Nancy noted that this is what sparked the strategic planning point. We should be focusing on scanning before moving in new directions. Graham sort of agrees with Nancy but we might need to note new directions that can be coming up for the report to MacArthur. Graham also suggested that we vote 0-10 using importance and urgency as the two voting categories. This kind of vote might help us narrow the focus quickly. Doesn't mean tossing out others. Nancy notes that we are already working on some of these (article level) so we have tacit agreement on at least this. Judy noted that there are different levels/audiences. How do we improve content for users? What are all the new, cool things? What is needed for the libraries to continue? Jim noted that strategic planning process will help us prioritize. Add another dimension--integration with other components of EOL. Booz and Associates consultant is helping EOL think through critical path analysis. What does EOL need to do to fulfill milestones/goals and how do the parts fit together to make that happen? To aid this process, consultant has sent some PowerPoint slides asking what would a particular component need to do to make a specific scenario happen? This should help to identify integration needs. Graham asked what Tom needs to make progress. Tom can reformat list with to identify importance/urgency. Nancy noted that focusing on scanning, improving interface, and articles are pretty urgent. This is about identifying priorities. Connie asked if we can add the integration idea to the list. Jim noted that a third column could be added--where does this fit in integration of EOL components. Nancy asked what EOL is expecting from us? Jim said first, CONTENT but not miscellaneous content. Need targeted content. EOL needs to identify some areas for depth and then return to BHL. The second thing is the capability for people to use what we have digitized in species pages--need a real capability to know what is available without having to look at each reference.
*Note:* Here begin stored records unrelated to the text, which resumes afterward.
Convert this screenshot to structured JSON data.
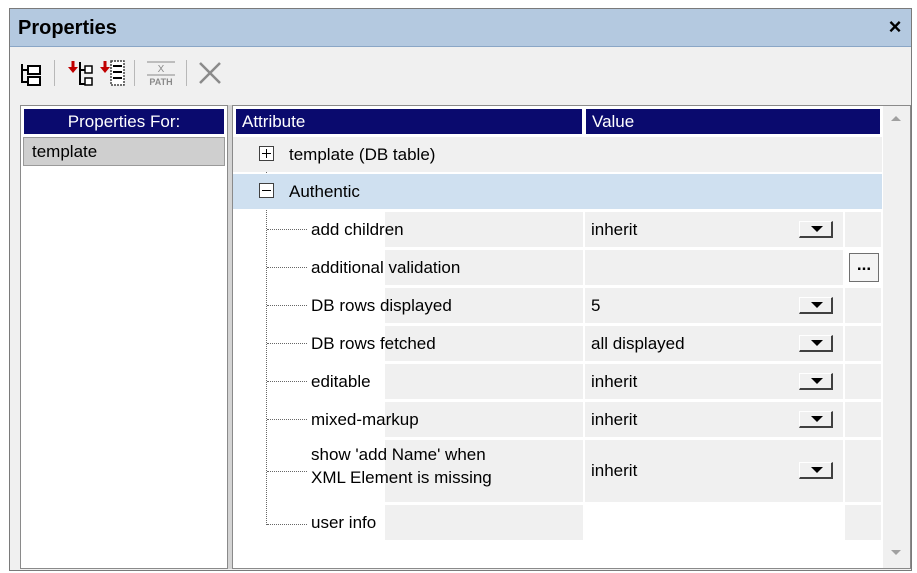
{
  "window": {
    "title": "Properties",
    "close_glyph": "×"
  },
  "toolbar": {
    "buttons": [
      {
        "name": "add-sibling-icon"
      },
      {
        "name": "add-child-before-icon"
      },
      {
        "name": "add-child-after-icon"
      },
      {
        "name": "xpath-icon",
        "label": "PATH"
      },
      {
        "name": "delete-icon"
      }
    ]
  },
  "left": {
    "header": "Properties For:",
    "selected": "template"
  },
  "grid": {
    "col_attribute": "Attribute",
    "col_value": "Value",
    "groups": [
      {
        "label": "template (DB table)",
        "expanded": false,
        "toggle": "+"
      },
      {
        "label": "Authentic",
        "expanded": true,
        "toggle": "−"
      }
    ],
    "rows": [
      {
        "attribute": "add children",
        "value": "inherit",
        "control": "dropdown"
      },
      {
        "attribute": "additional validation",
        "value": "",
        "control": "ellipsis",
        "ellipsis_label": "..."
      },
      {
        "attribute": "DB rows displayed",
        "value": "5",
        "control": "dropdown"
      },
      {
        "attribute": "DB rows fetched",
        "value": "all displayed",
        "control": "dropdown"
      },
      {
        "attribute": "editable",
        "value": "inherit",
        "control": "dropdown"
      },
      {
        "attribute": "mixed-markup",
        "value": "inherit",
        "control": "dropdown"
      },
      {
        "attribute_line1": "show 'add Name' when",
        "attribute_line2": "XML Element is missing",
        "value": "inherit",
        "control": "dropdown"
      },
      {
        "attribute": "user info",
        "value": "",
        "control": "none"
      }
    ]
  },
  "colors": {
    "title_bg": "#b4c9e0",
    "header_bg": "#0a0a6e",
    "selected_group_bg": "#cfe0f0",
    "cell_bg": "#f0f0f0"
  }
}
Need a presentation that developers can use ("articalization" and other tools). Nancy noted that this points again to creating a really usable database as first priority. Jim noted that it isn't clear that anything on Tom's list goes beyond this except adding field notes and social networking tools. New directions?
I. • Next IC meeting – 5 minutes
Anything to add to previous comments: Lock down a date in March--2 days. Full day for IC and another day for BHL Architecture. Will start monthly conference calls in October. Might need to allocate more time for March meeting if we want to have a face-to-face strategic planning meeting.
J. • Other Business
Judy noted that Judy and Connie are funded for the IMLS grant. We want to add a wiki section for managing the grant but we would need to add some non-BHL members to wiki. We are requesting permission. Group agreed that this is acceptable.